Eunchun Park, Christopher N. Boyer, and Clinton L. Neill[1]
The live-to-cutout beef price spread is the difference between the value of boxed beef and the price paid for live cattle and is a commonly used metric in the industry. This article summarizes a recent paper by Park et al. (2025) that used this metric to explore what happens to the differences in these prices when beef packers process capacity changes. Specifically, this paper explores what happens to the price spread when a processing plant goes offline temporarily or permanently.
The key distinction between a temporary and or permanent closure is temporary closures are often unexpected, with short notice, while permanent closures might be more telegraphed or planned. Temporary outages—such as the Tyson Holcomb fire in August 2019 or the COVID-19 disruptions in spring 2020—remove effective capacity without warning. In those periods, the study found the price spread tends to move to a higher level with greater week-to-week volatility, and that wide-band behavior often persists for several weeks before normalizing. By contrast, permanent closures are generally announced in advance, allowing time to adjust cattle flows, freight, and line schedules. Because the industry can prepare, the spread before and after a permanent closure typically resembles normal trading conditions.
Figure 1 illustrates these patterns. The black line shows the weekly live-to-cutout spread. Blue vertical lines denote permanent closures (ConAgra 2000; Tyson 2008; Cargill 2013), while red lines denote temporary outages (Tyson fire 2019; COVID-19 2020). Around permanent closures, the spread looks normal. Around temporary outages, it jumps and stays jumpy for several weeks. The temporary events align with sharp run-ups and a bumpier path in the weeks that follow.
The implications of this study differ by audience.
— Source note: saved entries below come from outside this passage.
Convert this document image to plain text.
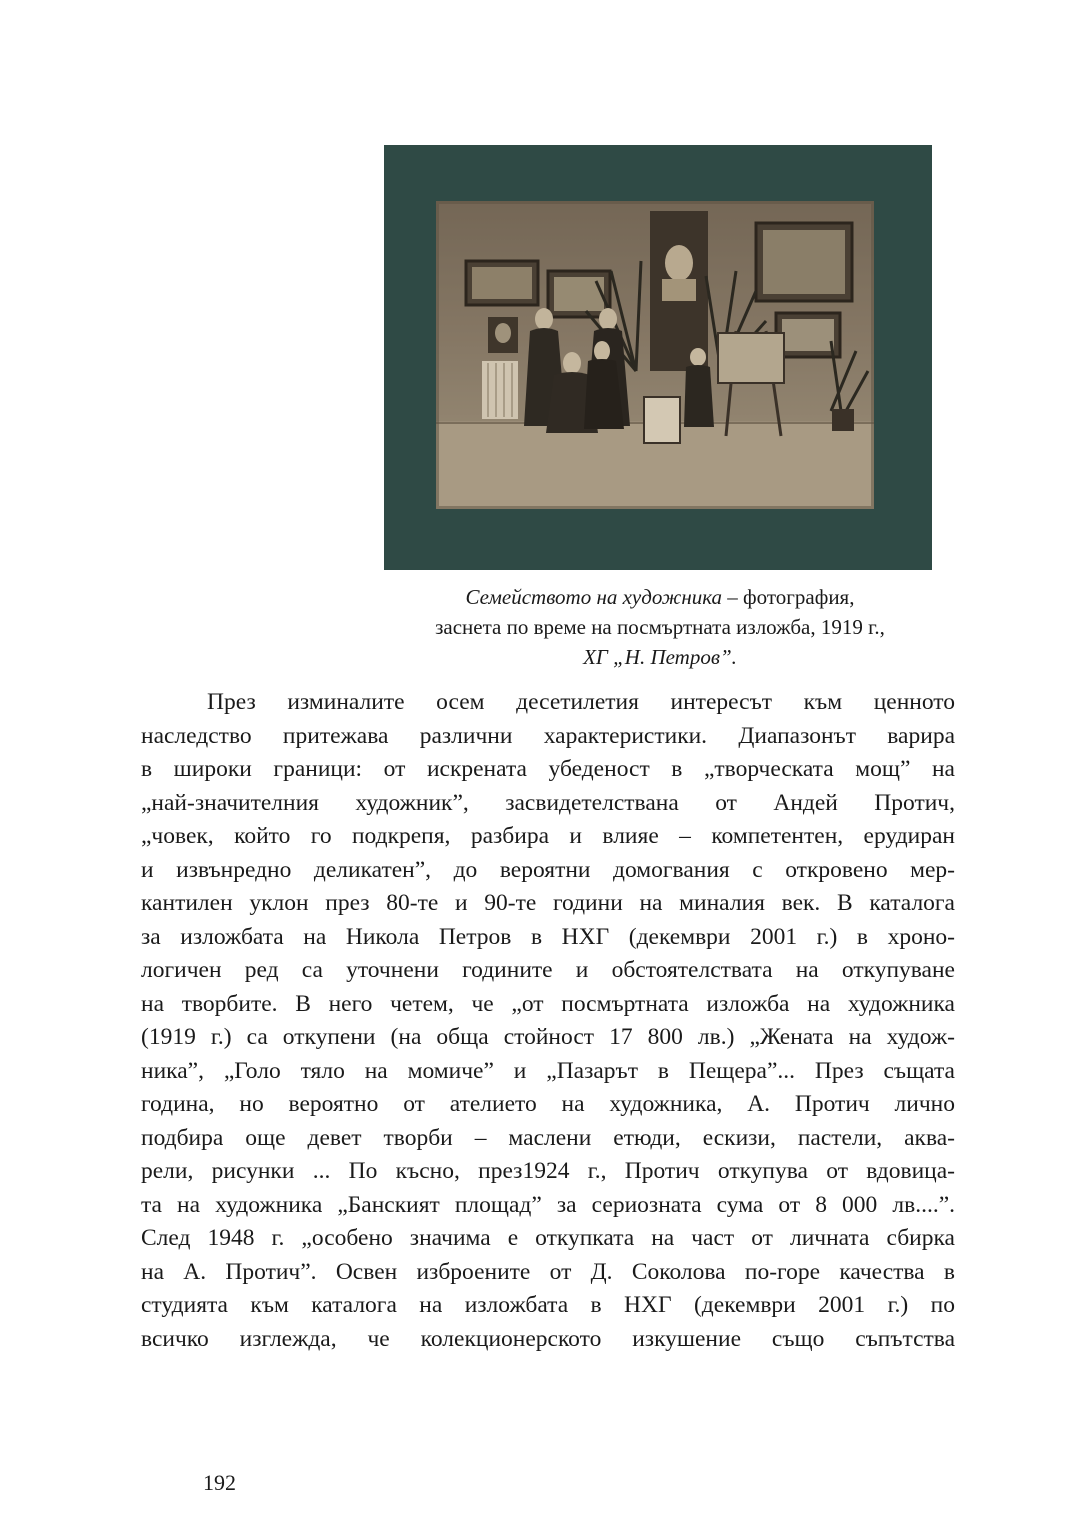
Семейството на художника – фотография,
заснета по време на посмъртната изложба, 1919 г.,
ХГ „Н. Петров”.
През изминалите осем десетилетия интересът към ценното
наследство притежава различни характеристики. Диапазонът варира
в широки граници: от искрената убеденост в „творческата мощ” на
„най-значителния художник”, засвидетелствана от Андей Протич,
„човек, който го подкрепя, разбира и влияе – компетентен, ерудиран
и извънредно деликатен”, до вероятни домогвания с откровено мер-
кантилен уклон през 80-те и 90-те години на миналия век. В каталога
за изложбата на Никола Петров в НХГ (декември 2001 г.) в хроно-
логичен ред са уточнени годините и обстоятелствата на откупуване
на творбите. В него четем, че „от посмъртната изложба на художника
(1919 г.) са откупени (на обща стойност 17 800 лв.) „Жената на худож-
ника”, „Голо тяло на момиче” и „Пазарът в Пещера”... През същата
година, но вероятно от ателието на художника, А. Протич лично
подбира още девет творби – маслени етюди, ескизи, пастели, аква-
рели, рисунки ... По късно, през1924 г., Протич откупува от вдовица-
та на художника „Банският площад” за сериозната сума от 8 000 лв....”.
След 1948 г. „особено значима е откупката на част от личната сбирка
на А. Протич”. Освен изброените от Д. Соколова по-горе качества в
студията към каталога на изложбата в НХГ (декември 2001 г.) по
всичко изглежда, че колекционерското изкушение също съпътства
192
For producers and feedyards, treat the first two to four weeks after an unexpected outage as a high-variance window. Expect a higher average spread and larger week-to-week swings at the same time. Maintain an additional working-capital cushion, widen basis and grid bands in cash-flow plans, and be conservative on marginal pens. If marketing on the grid, expect greater dispersion and review terms that are usually taken for granted when capacity is tight. For lenders and risk managers, stress tests should raise both the level and the variance of the spread, with horizons long enough to cover the typical persistence of the high-regime window.
Permanent closures call for a different approach. When changes are announced and phased in, the market usually adapts without dramatic swings in the spread. The task is primarily logistical—update cattle routing, confirm shackle space, and revise freight and plant schedules—while keeping standard cash-flow settings.
Why rely on the spread? It is public, timely, and can reflect packer margins and producer net prices. When capacity tightens, harvest slows, boxed beef firms, and the spread widens—often before other indicators move. No complex model is required; it is enough to know the usual range for your region and when to widen operating bands.
In short, temporary, unexpected outages create brief intervals when the spread runs higher and volatility increases; plan the first month around that reality. Permanent, telegraphed closures generally allow the industry to adjust with less disruption. Match the playbook to the shock type to reduce hurried decisions when plants stop.
Figure 1. Weekly live-to-cutout beef price spread ($/cwt), 1992–2024. Vertical lines mark processing-capacity shocks: blue = permanent closures (ConAgra 2000; Tyson 2008; Cargill 2013) and red = temporary outages (Tyson Holcomb fire 2019; COVID-19 2020). Temporary shocks coincide with short-lived regime shifts—higher levels and choppier volatility—while permanent closures show little persistent change in the spread.

References
Park, E., Boyer, C. N., and Neill, C. L. (2025). A Markov regime-switching event response model: beef price spread response to processing capacity shocks. Empirical Economics, 68:1039–107.
[1] Eunchun Park is an Assistant Professor in the Department of Agricultural Economics and Agribusiness / Fryar Price Risk Management Center of Excellence at the University of Arkansas, Christopher N. Boyer is a professor in the Department of Agricultural and Resource Economics at the University of Tennessee, and Clinton L. Neill is an adjunct assistant professor Department of Population Medicine and Diagnostic Sciences at Cornell University.